The use of transanastomotic stents is controversial. Some authors place these stents as a way to lower the intraductal pressure and obtain adequate flow through the anastomosis. Nevertheless, since there is a tendency to create the anastomosis at the hilar level, no transanastomotic stents are needed [2]. Even more, they can cause pressure necrosis on the duct, promote scar formation, or cause arteriobiliary fistula formation [22, 23].
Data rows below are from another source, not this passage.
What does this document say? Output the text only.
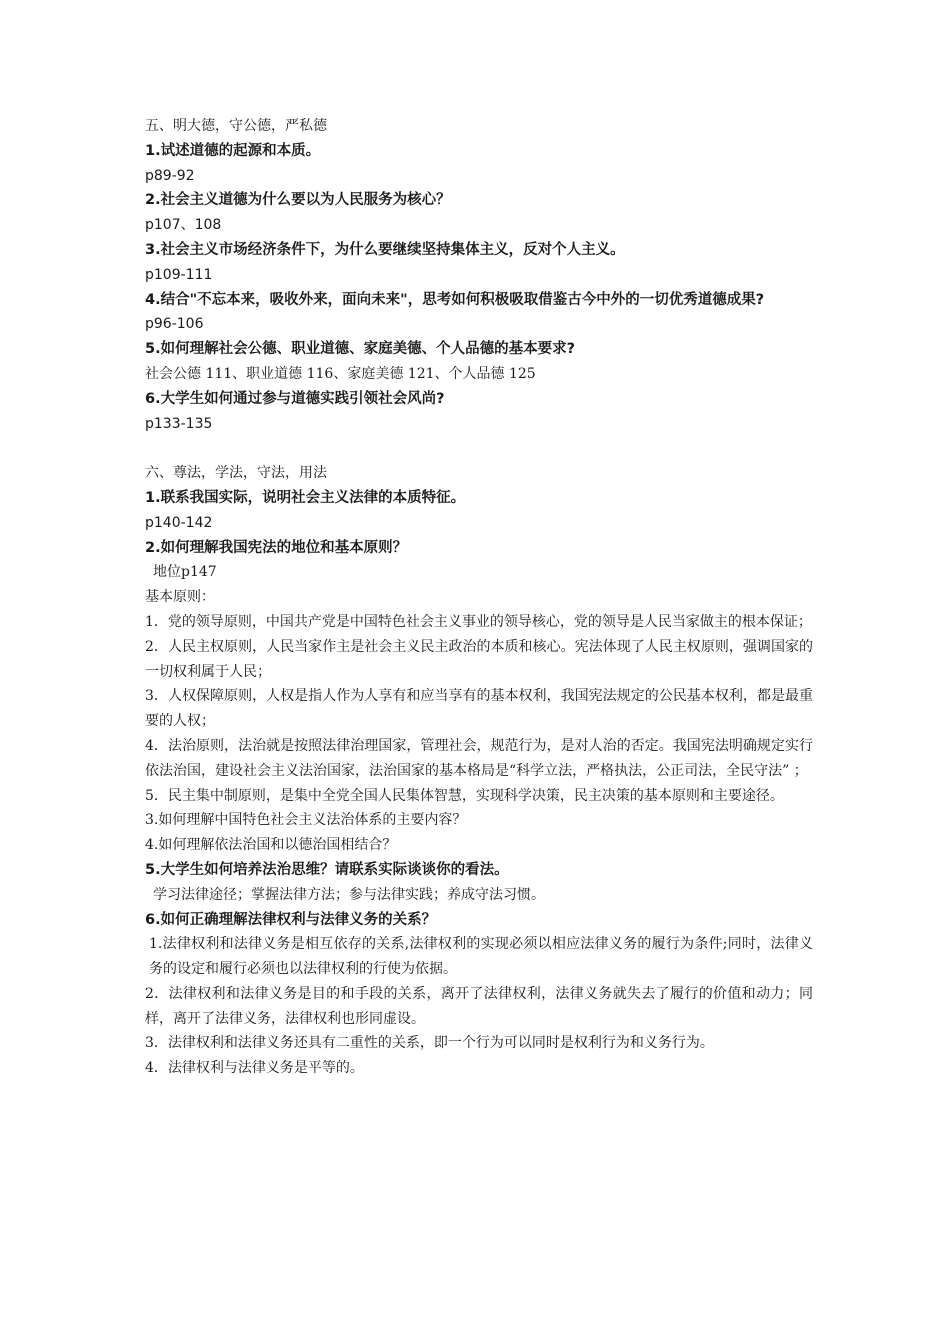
五、明大德，守公德，严私德

1.试述道德的起源和本质。

p89-92

2.社会主义道德为什么要以为人民服务为核心？

p107、108

3.社会主义市场经济条件下，为什么要继续坚持集体主义，反对个人主义。

p109-111

4.结合"不忘本来，吸收外来，面向未来"，思考如何积极吸取借鉴古今中外的一切优秀道德成果?

p96-106

5.如何理解社会公德、职业道德、家庭美德、个人品德的基本要求?

社会公德 111、职业道德 116、家庭美德 121、个人品德 125

6.大学生如何通过参与道德实践引领社会风尚?

p133-135

六、尊法，学法，守法，用法

1.联系我国实际，说明社会主义法律的本质特征。

p140-142

2.如何理解我国宪法的地位和基本原则？

地位p147

基本原则：

1．党的领导原则，中国共产党是中国特色社会主义事业的领导核心，党的领导是人民当家做主的根本保证；

2．人民主权原则，人民当家作主是社会主义民主政治的本质和核心。宪法体现了人民主权原则，强调国家的一切权利属于人民；

3．人权保障原则，人权是指人作为人享有和应当享有的基本权利，我国宪法规定的公民基本权利，都是最重要的人权；

4．法治原则，法治就是按照法律治理国家，管理社会，规范行为，是对人治的否定。我国宪法明确规定实行依法治国，建设社会主义法治国家，法治国家的基本格局是“科学立法，严格执法，公正司法，全民守法” ；

5．民主集中制原则，是集中全党全国人民集体智慧，实现科学决策，民主决策的基本原则和主要途径。

3.如何理解中国特色社会主义法治体系的主要内容？

4.如何理解依法治国和以德治国相结合？

5.大学生如何培养法治思维？请联系实际谈谈你的看法。

学习法律途径；掌握法律方法；参与法律实践；养成守法习惯。

6.如何正确理解法律权利与法律义务的关系？

1.法律权利和法律义务是相互依存的关系,法律权利的实现必须以相应法律义务的履行为条件;同时，法律义务的设定和履行必须也以法律权利的行使为依据。

2．法律权利和法律义务是目的和手段的关系，离开了法律权利，法律义务就失去了履行的价值和动力；同样，离开了法律义务，法律权利也形同虚设。

3．法律权利和法律义务还具有二重性的关系，即一个行为可以同时是权利行为和义务行为。

4．法律权利与法律义务是平等的。
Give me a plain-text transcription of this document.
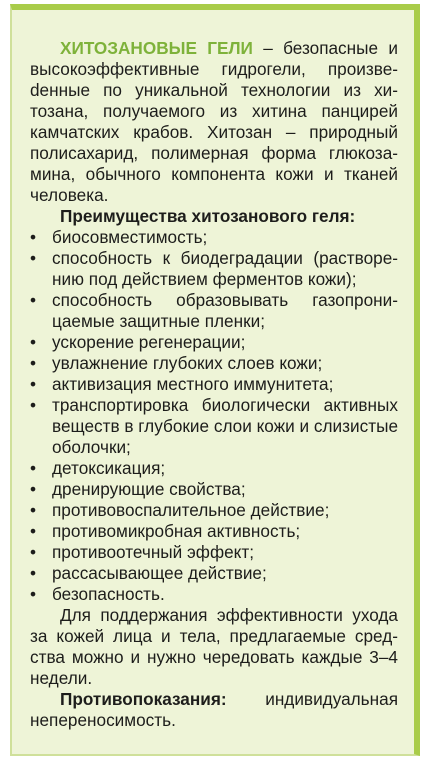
ХИТОЗАНОВЫЕ ГЕЛИ – безопасные и высокоэффективные гидрогели, произвеdенные по уникальной технологии из хитозана, получаемого из хитина панцирей камчатских крабов. Хитозан – природный полисахарид, полимерная форма глюкозамина, обычного компонента кожи и тканей человека.

Преимущества хитозанового геля:

• биосовместимость;
• способность к биодеградации (растворению под действием ферментов кожи);
• способность образовывать газопроницаемые защитные пленки;
• ускорение регенерации;
• увлажнение глубоких слоев кожи;
• активизация местного иммунитета;
• транспортировка биологически активных веществ в глубокие слои кожи и слизистые оболочки;
• детоксикация;
• дренирующие свойства;
• противовоспалительное действие;
• противомикробная активность;
• противоотечный эффект;
• рассасывающее действие;
• безопасность.

Для поддержания эффективности ухода за кожей лица и тела, предлагаемые средства можно и нужно чередовать каждые 3–4 недели.

Противопоказания: индивидуальная непереносимость.
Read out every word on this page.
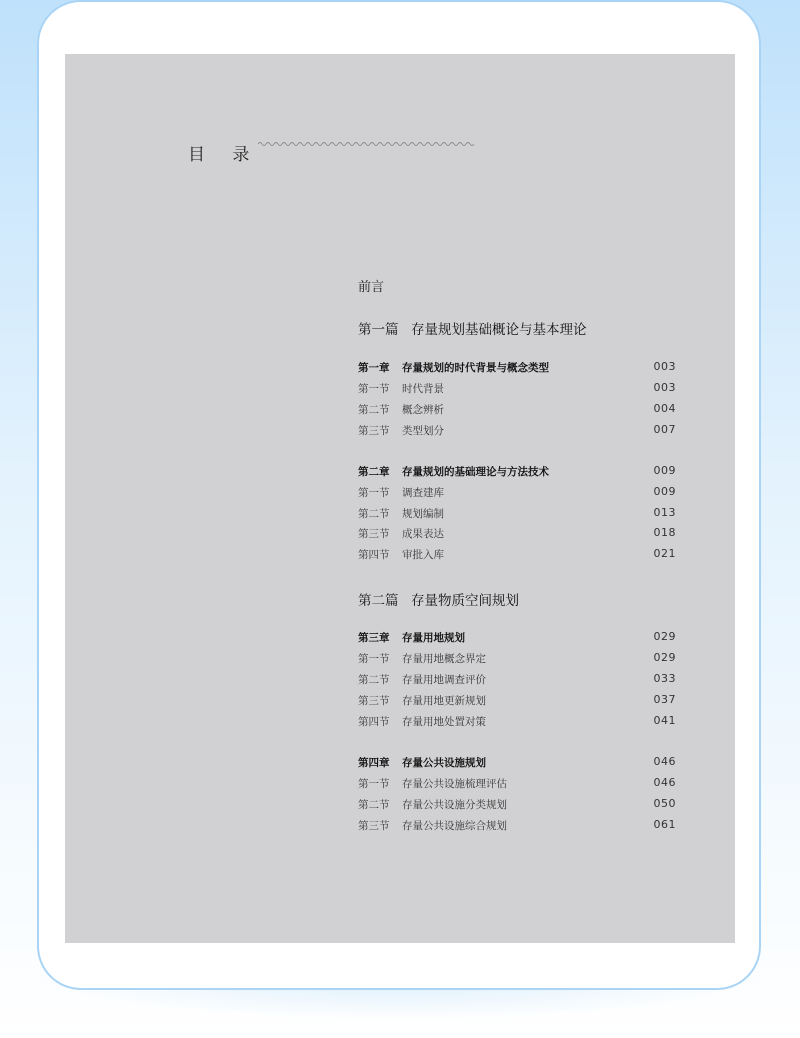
目 录
前言
第一篇 存量规划基础概论与基本理论
第一章 存量规划的时代背景与概念类型	003
第一节 时代背景	003
第二节 概念辨析	004
第三节 类型划分	007
第二章 存量规划的基础理论与方法技术	009
第一节 调查建库	009
第二节 规划编制	013
第三节 成果表达	018
第四节 审批入库	021
第二篇 存量物质空间规划
第三章 存量用地规划	029
第一节 存量用地概念界定	029
第二节 存量用地调查评价	033
第三节 存量用地更新规划	037
第四节 存量用地处置对策	041
第四章 存量公共设施规划	046
第一节 存量公共设施梳理评估	046
第二节 存量公共设施分类规划	050
第三节 存量公共设施综合规划	061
The reported rate of strictures ranges from 2.2 to 35.2 % [9, 24], finding the lowest stricture rates in series where the side-to-side approach was used [9]. Since this is the technique of reconstruction we use, we expect similar outcomes.

Our team has formal training in gastrointestinal endoscopy, and this allows us to perform laparoscopic and endoscopic simultaneous approaches. For instance, when intrahepatic stones need to be retrieved during LHJ or when endoscopic rehabilitation of strictured HJ is needed. With these hybrid procedures we can overcome the limitations that each technique have separately.
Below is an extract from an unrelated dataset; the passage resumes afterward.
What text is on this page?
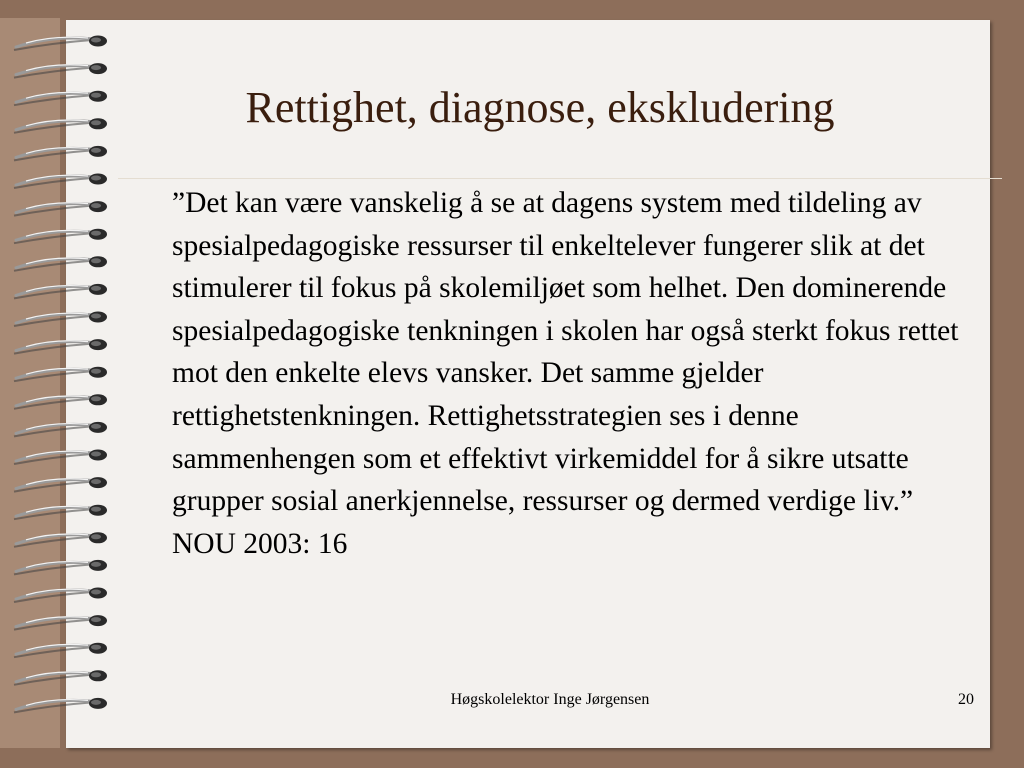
Rettighet, diagnose, ekskludering

”Det kan være vanskelig å se at dagens system med tildeling av spesialpedagogiske ressurser til enkeltelever fungerer slik at det stimulerer til fokus på skolemiljøet som helhet. Den dominerende spesialpedagogiske tenkningen i skolen har også sterkt fokus rettet mot den enkelte elevs vansker. Det samme gjelder rettighetstenkningen. Rettighetsstrategien ses i denne sammenhengen som et effektivt virkemiddel for å sikre utsatte grupper sosial anerkjennelse, ressurser og dermed verdige liv.” NOU 2003: 16

Høgskolelektor Inge Jørgensen	20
Up to now, laparoscopic reconstruction after BDI is limited to case reports [25, 26]. Nevertheless, laparoscopic biliodigestive derivations for the treatment of benign and malignant biliary pathologies have proved to be safe and feasible [36, 27]. Amongst these biliodigestive derivations, the largest series with longest follow-up are RYHJ for the treatment of choledochal cysts in children [2830] and adults [31]. To our knowledge, this paper is the largest published series of patients with BDI reconstructed through a laparoscopic approach.

We have attempted when possible, to have constant communication with the referring surgeon in order to obtain all the information about the cholecystectomy, and to avoid misunderstandings, managing a healthier doctor–patient relationship. Therefore, we have been able to avoid legal medical claims so far.

Conclusions

The present study demonstrates that a laparoscopic approach to BDI repair is feasible and safe. Although our series has a maximum follow-up of 36 months, we believe that the results will be equally satisfying in a long-term basis since we are using the same principles that have already proved successful, plus the well-demonstrated benefits of laparoscopic surgery.

The minimally invasive treatment of complex biliary pathologies requires advanced laparoscopic and endoscopic skills, as well as experience in bilioenteric reconstructions. Even though this is our initial report, the results seem to be promising.

Further studies with larger number of cases and longer follow-up are needed to establish the role of minimally invasive approaches in the reconstruction of BDI.